One year ago, Prince came into contact with the art department at Edinboro University. Realizing that the school held a well of talent that could be shared with artists at Allegheny, Prince began to organize the presentation.

“I thought it would be a wonderful opportunity to have graduate students come onto campus so students here can begin to see what it’s like on the other side and connect with people who have actually gone through programs,” Prince said.

Determined to show his students that building a community of artists is as important as having a passion for art itself, Prince said he was thrilled with the response from Edinboro.

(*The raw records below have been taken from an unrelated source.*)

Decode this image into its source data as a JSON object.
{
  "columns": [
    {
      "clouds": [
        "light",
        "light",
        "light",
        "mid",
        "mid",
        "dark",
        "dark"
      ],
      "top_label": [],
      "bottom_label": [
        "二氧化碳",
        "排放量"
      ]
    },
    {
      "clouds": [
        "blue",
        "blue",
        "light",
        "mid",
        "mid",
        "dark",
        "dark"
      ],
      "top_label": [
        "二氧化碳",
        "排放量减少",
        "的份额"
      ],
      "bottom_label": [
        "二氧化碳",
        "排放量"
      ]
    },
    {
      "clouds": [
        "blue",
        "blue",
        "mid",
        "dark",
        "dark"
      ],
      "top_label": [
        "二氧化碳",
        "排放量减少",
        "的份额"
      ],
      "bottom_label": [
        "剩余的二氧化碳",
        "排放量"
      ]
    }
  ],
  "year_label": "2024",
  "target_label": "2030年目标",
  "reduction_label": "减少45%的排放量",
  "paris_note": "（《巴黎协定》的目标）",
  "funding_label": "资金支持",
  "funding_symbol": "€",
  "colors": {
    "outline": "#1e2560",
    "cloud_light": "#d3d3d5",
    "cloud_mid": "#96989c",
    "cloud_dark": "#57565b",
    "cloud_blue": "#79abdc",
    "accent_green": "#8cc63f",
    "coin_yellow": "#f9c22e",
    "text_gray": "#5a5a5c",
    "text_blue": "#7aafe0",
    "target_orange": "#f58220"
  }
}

“This is a start of more connections like this. I want to make connections with Slippery Rock. I want to work with Carnegie Mellon in Pittsburgh. I want to make this a trend to draw on the resources all around us,” Prince said.

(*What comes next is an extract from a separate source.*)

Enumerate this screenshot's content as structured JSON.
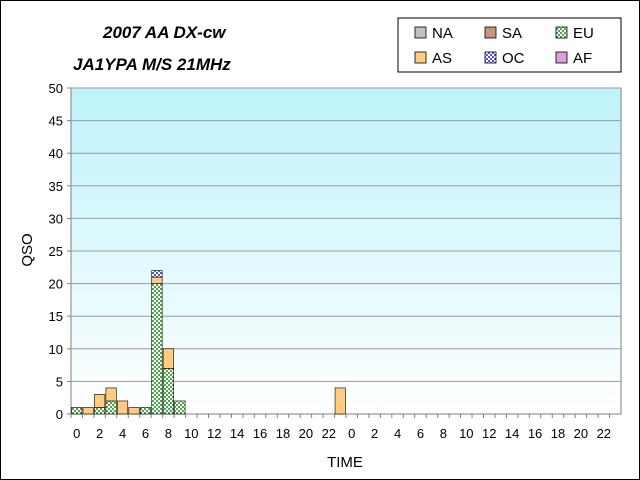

In offering his own advice to students, Prince said they should always pursue their passion and recognize who they are and what their strengths are as artists.

“Looking at yourself in a clear way, you’ll be able to find out where you fit in the marketplace. As an artist, work toward your passion, know you who are, and know that, of course, a lot of these things take time,” Prince said.

Jim Dunn, one of the Edinboro students who spoke, echoed the idea that a career in art can take both time and dedication.

“I think majoring in art can get a bad [reputation] from parents and from the media,” Dunn said. “There’s the idea of the starving artist and I think that that can kind of crush people before they even get started. If it’s really what you want to do, I can guarantee that you can find a way to make it work. It’s not easy, but it’s rewarding.”

Using metal fixtures — such as the drains jutting from the sides of buildings — as inspiration for jewelry, Dunn is using his time at Edinboro to learn as much as he can while he prepares for his future. One piece of advice he hoped Allegheny students would take away from his portion of the presentation is that networking is the key to a successful art career.

“I’ve been talking with other people who have started their own companies, businesses and practices,” Dunn said. “At this point, my dream is ever-changing, but I hope to one day have my own studio, and I hope this talk is motivational in the sense that people will leave thinking that if I can do it, they can do it too.”

One aspect of Edinboro that Dunn appreciates is the diversity in the students’ artwork.

“A piece of advice I had when looking for grad schools was to look at the work that the students and professors were making and not only to make sure I liked both of them, but also to make sure that they weren’t too similar. I noticed that I liked the work coming out of Edinboro, and it all seemed to look distinct,” Dunn said.

Graduate Student Didem Mert shares Dunn’s view of the unique art coming from Edinboro.

“I liked that there was a clear differentiation between everybody’s work,” Mert said. “No one was really making the same body or had the same aesthetic.”

Although Mert began as a sculptor, she now works with functional pottery. With the changes she made to her own style of art, Mert said artists should try out as many art techniques as possible.

“It was cool trying these different avenues that are in the same realm. I could really figure out what I wanted to be making and what I wanted to do,” Mert said.

When she was presented with the opportunity to speak at Allegheny, Mert volunteered as a way to speak with new people.

“We try to do as many off-campus things as possible,” Mert said. “It’s just another way for us to reach out into the community and show people our work.”

She said she prepared for her speech with the hope that students at Allegheny would see and understand her work.

“I hope the students take away what each of us do individually and see how diverse our program is at Edinboro,” Mert said. “I hope they basically get a feel for our work.”

Henry Gepfer, the final graduate student to speak, echoed Mert’s desire to have students at Allegheny see his work.

“I’m always interested in sharing my work,” Gepfer said. “At the very least, it’s great practice to speak in front of people you don’t know. In the end, I hope potential art majors realize that with art you can do ridiculous things and have people take you seriously. You can really pour who you are into what you do.”

Gepfer has participated in art programs at Edinboro that are open to the public to view.

“It’s a way for our community to understand what we’re doing,” Gepfer said.

To expand his work to the communities surrounding Edinboro, Gepfer has partnered with Jim Dunn to plan a show that will open April 22 at the Meadville Council of the Arts. Fully dedicated to his passion, Gepfer offered a piece of advice to students at Allegheny.

“If you want to do it, do it,” Gepfer said. “You don’t have to be the most talented person in the world. You just have to be somebody who is passionate and clever. If it’s really in you to do that, you’ll find a way.”